Capitals don't want to make big comebacks their habit
Saturday, November 13, 2010; 12:44 AM
The Washington Capitals' consistent success in the second period this season begs the question of what might be possible if they could establish the same rhythm and flow in the opening 20 minutes.
Fortunately for the Capitals, who have given up the first goal in 12 of 16 games, an early deficit rarely seals the fate of such an offensively talented roster. But the trend of spotting opponents a goal or two is growing a little too familiar for Coach Bruce Boudreau.
"I sure would like to get out of the funk of having the first period where you have to fight from behind all night long," Boudreau said after Washington defeated Tampa Bay 6-3 on Thursday after allowing the first goal. "I mean, it's something we don't really want to do. We'd like to get the lead and be able to put a stranglehold on people, but we haven't had the opportunity to do that."
The Capitals enter Saturday night's game against the struggling Sabres at HSBC Arena - where Buffalo has yet to win a game this year - with a 9-3-0 record when allowing the first goal.
They've been outscored 17-7 in the first period, but it's the response in the second stanza that has mattered most. In the second, the Capitals have tallied a league-high 25 goals to 10 by their foes as the entire team seems to gain traction, with crisper passes, calmer play and a renewed sense of urgency to erase their opponent's edge.

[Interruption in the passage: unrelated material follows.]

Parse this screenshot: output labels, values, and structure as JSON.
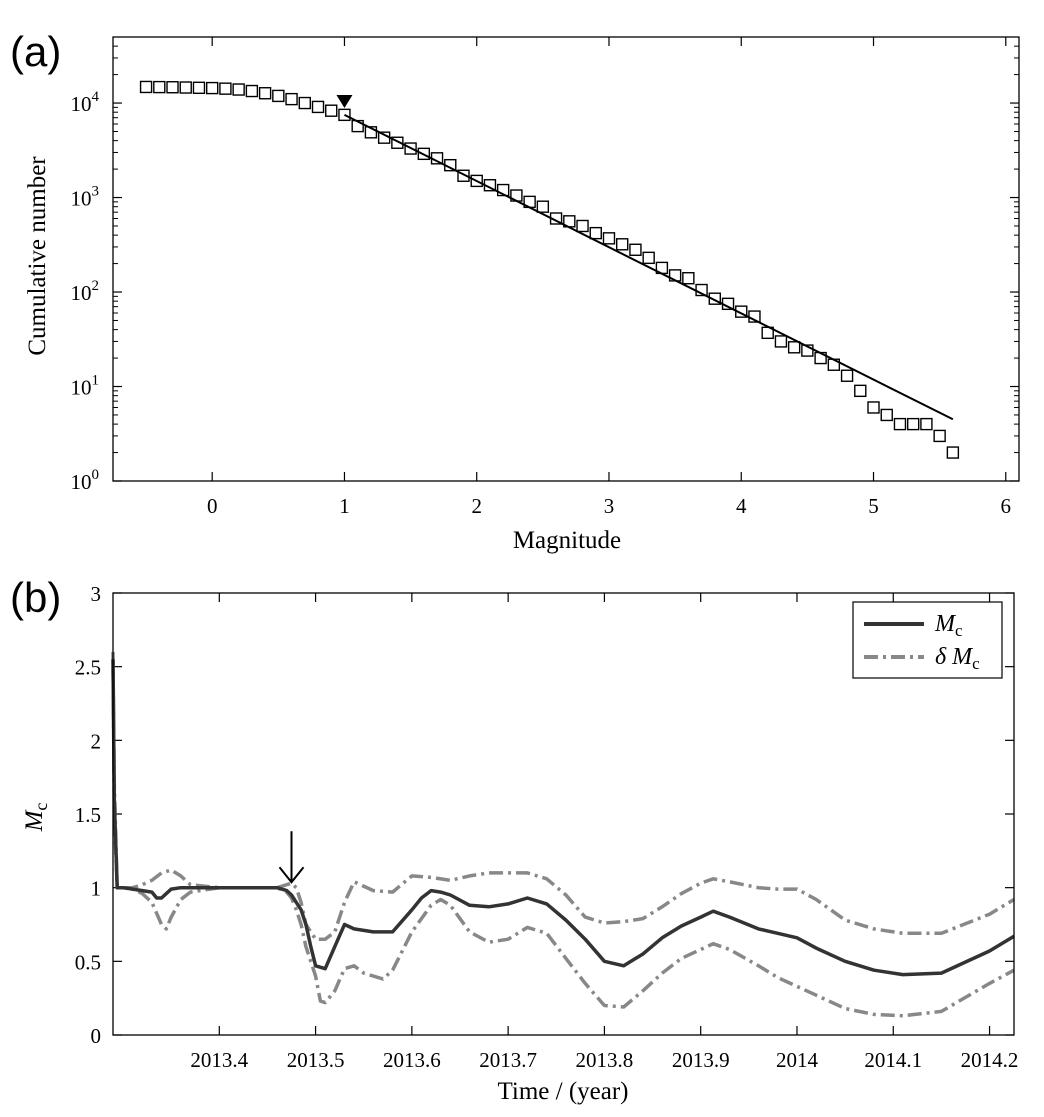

It's far from the normal way that teams often find success in the NHL, where so far this season teams are 159-39-28 when scoring first, a 70 percent success rate. After Thursday's games, the Atlanta Thrashers were the only other team with a winning record (5-4) when trailing first.
"It's good the way we bounce back and our record speaks for itself there," forward Jason Chimera said. "When they score first we know we've got the guns to come back, and every line can score. It's something that we're not scared of, but we don't want it to happen [in] so many games.

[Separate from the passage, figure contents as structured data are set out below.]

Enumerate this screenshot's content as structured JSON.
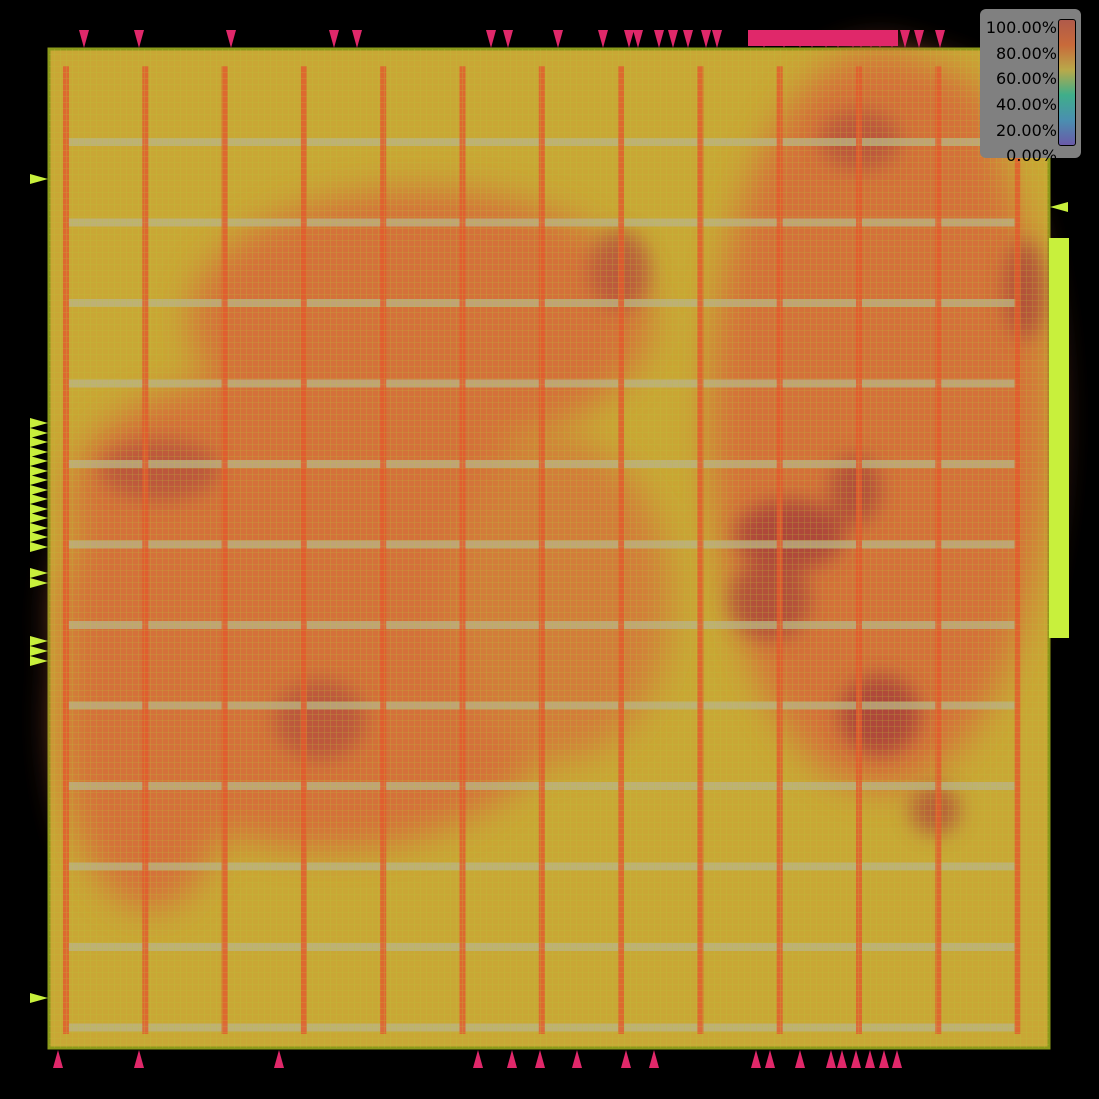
{
  "legend": {
    "labels": [
      "100.00%",
      "80.00%",
      "60.00%",
      "40.00%",
      "20.00%",
      "0.00%"
    ],
    "gradient": [
      "#b05a4a",
      "#c86a3a",
      "#b9a94a",
      "#3fae8a",
      "#4a8fb0",
      "#6a5aa8"
    ]
  },
  "colors": {
    "background": "#000000",
    "die_border": "#8c9a1a",
    "grid_line": "#b7c23a",
    "base_fill": "#c9a735",
    "hot_fill": "#d7683a",
    "hotspot": "#a23a3a",
    "stripe_v": "#e25a2e",
    "stripe_h": "#b9b48a",
    "pin_magenta": "#e0286a",
    "pin_lime": "#c8f03c"
  },
  "icons": {
    "pin_top": "pin-triangle-down-icon",
    "pin_bottom": "pin-triangle-up-icon",
    "pin_left": "pin-triangle-right-icon",
    "pin_right": "pin-triangle-left-icon"
  }
}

"It's not anything to really put a finger on, but it may just be not being mentally ready for the start of play," said Chimera when asked to explain the trend. "As soon as they get one goal it's a wake-up call for us."
As evidenced against the Lightning, when Alexander Semin scored a hat trick and set up another goal in the third period, there's often little opposing teams can do to stop the Capitals' offense when it's creating chances efficiently. Veteran Mike Knuble called the Capitals' ability to mount a resurgence so rapidly a "luxury" that not all teams possess.
So far Washington hasn't run into too many teams that have thwarted that ability, but the Capitals wouldn't complain if they were able to take control at the start of the game. In 2009-10, the Capitals boasted the best record in the NHL when falling behind first, with a 16-8-6 record. But they also scored more goals in the first period (92) than any other squad.
"It almost seems like falling behind makes us mad and gets us going," defenseman Jeff Schultz said. "It kind of gives us motivation to score the next goal as fast as possible and play well to put them on their heels a bit, but logically, our luck and ability for being able to come back is going to run out at some point. We can't always depend on it."
Capitals notes: Rookie center Marcus Johansson will return to the lineup after missing the past nine games with a hip-flexor injury. . . .
Last year's Vezina Trophy winner, Buffalo goaltender Ryan Miller, who missed the Sabres' past six games with a knee injury, is expected to be in net against the Capitals. In 17 career games against Washington, Miller has a 2.56 goals-against average and .915 save percentage.